Le rejet de notre amendement est d'autant plus difficile à comprendre que certains députés issus de vos rangs, tant du groupe Nouveau Centre que du groupe UMP, ont présenté des amendements visant eux aussi à interdire tous les contenants alimentaires à base de bisphénol A. Je me tourne vers notre collègue Edwige Antier qui, s'appuyant sur son expérience personnelle et professionnelle, a démontré de façon tout à fait convaincante combien ce produit était toxique – sur le plan endocrinien – pour le nourrisson, et en particulier pour l'appareil génital du jeune enfant.

C'est bien la preuve qu'il y a débat, que subsistent des incertitudes, pour le moins, sur les effets réels de ce produit.
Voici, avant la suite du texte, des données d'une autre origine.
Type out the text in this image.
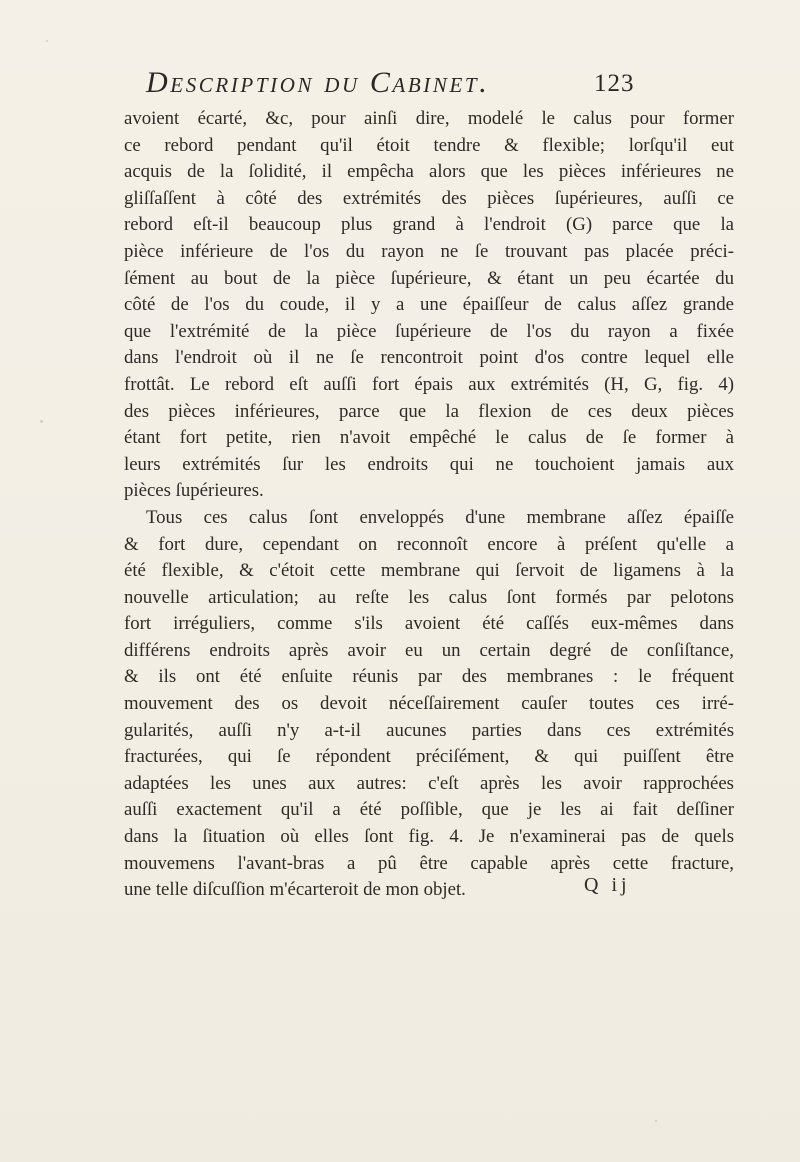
Description du Cabinet.	123
avoient écarté, &c, pour ainſi dire, modelé le calus pour former
ce rebord pendant qu'il étoit tendre & flexible; lorſqu'il eut
acquis de la ſolidité, il empêcha alors que les pièces inférieures ne
gliſſaſſent à côté des extrémités des pièces ſupérieures, auſſi ce
rebord eſt-il beaucoup plus grand à l'endroit (G) parce que la
pièce inférieure de l'os du rayon ne ſe trouvant pas placée préci-
ſément au bout de la pièce ſupérieure, & étant un peu écartée du
côté de l'os du coude, il y a une épaiſſeur de calus aſſez grande
que l'extrémité de la pièce ſupérieure de l'os du rayon a fixée
dans l'endroit où il ne ſe rencontroit point d'os contre lequel elle
frottât. Le rebord eſt auſſi fort épais aux extrémités (H, G, fig. 4)
des pièces inférieures, parce que la flexion de ces deux pièces
étant fort petite, rien n'avoit empêché le calus de ſe former à
leurs extrémités ſur les endroits qui ne touchoient jamais aux
pièces ſupérieures.
Tous ces calus ſont enveloppés d'une membrane aſſez épaiſſe
& fort dure, cependant on reconnoît encore à préſent qu'elle a
été flexible, & c'étoit cette membrane qui ſervoit de ligamens à la
nouvelle articulation; au reſte les calus ſont formés par pelotons
fort irréguliers, comme s'ils avoient été caſſés eux-mêmes dans
différens endroits après avoir eu un certain degré de conſiſtance,
& ils ont été enſuite réunis par des membranes : le fréquent
mouvement des os devoit néceſſairement cauſer toutes ces irré-
gularités, auſſi n'y a-t-il aucunes parties dans ces extrémités
fracturées, qui ſe répondent préciſément, & qui puiſſent être
adaptées les unes aux autres: c'eſt après les avoir rapprochées
auſſi exactement qu'il a été poſſible, que je les ai fait deſſiner
dans la ſituation où elles ſont fig. 4. Je n'examinerai pas de quels
mouvemens l'avant-bras a pû être capable après cette fracture,
une telle diſcuſſion m'écarteroit de mon objet.	Q ij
En tant que responsables politiques, nous ne devons pas négliger les signaux d'alerte lancés par les différentes autorités de contrôle. C'est pourquoi Gérard Bapt présentera tout à l'heure son amendement, que naturellement je voterai et vous invite à voter aussi.

En l'état actuel des connaissances scientifiques, médicales, nous ne savons pas précisément comment cet enjeu primordial des effets toxiques du bisphénol A va évoluer.

Qui eût dit il y a quelques mois, au moment où les différentes autorités de contrôle niaient les effets toxiques de ce produit, que nous nous retrouverions aujourd'hui, 17 juin 2010, pour adopter cette proposition de loi ?

Ensemble, réfléchissons à bon escient, quand les autorités de contrôle, au regard de nouvelles études, tirent maintenant la sonnette d'alarme. En tant qu'élus de la nation, nous avons le devoir de protéger nos concitoyens.

Pour conclure, je souhaite mettre l'accent sur les nombreuses études menées par des laboratoires de recherche académique à partir de protocoles expérimentaux variés montrant, sur l'animal et sur des cellules humaines, des effets du bisphénol A susceptibles de favoriser le déclenchement de cancers, de diabètes, de dysfonctionnements de la reproduction ou encore de troubles neuro-comportementaux.

Je souhaite que nous ayons ces données à l'esprit au moment où nous déciderons, en toute responsabilité, de voter ou non l'amendement du rapporteur. Pour ma part, je le voterai, j'y insiste, et je vous exhorte tous à le voter. Il relève d'un principe de précaution élémentaire, assorti de mesures intéressantes dans la mesure où son auteur a indiqué que nous pourrions revenir si besoin était, après l'évaluation des expérimentations, sur l'interdiction du bisphénol A dans la production des plastiques alimentaires.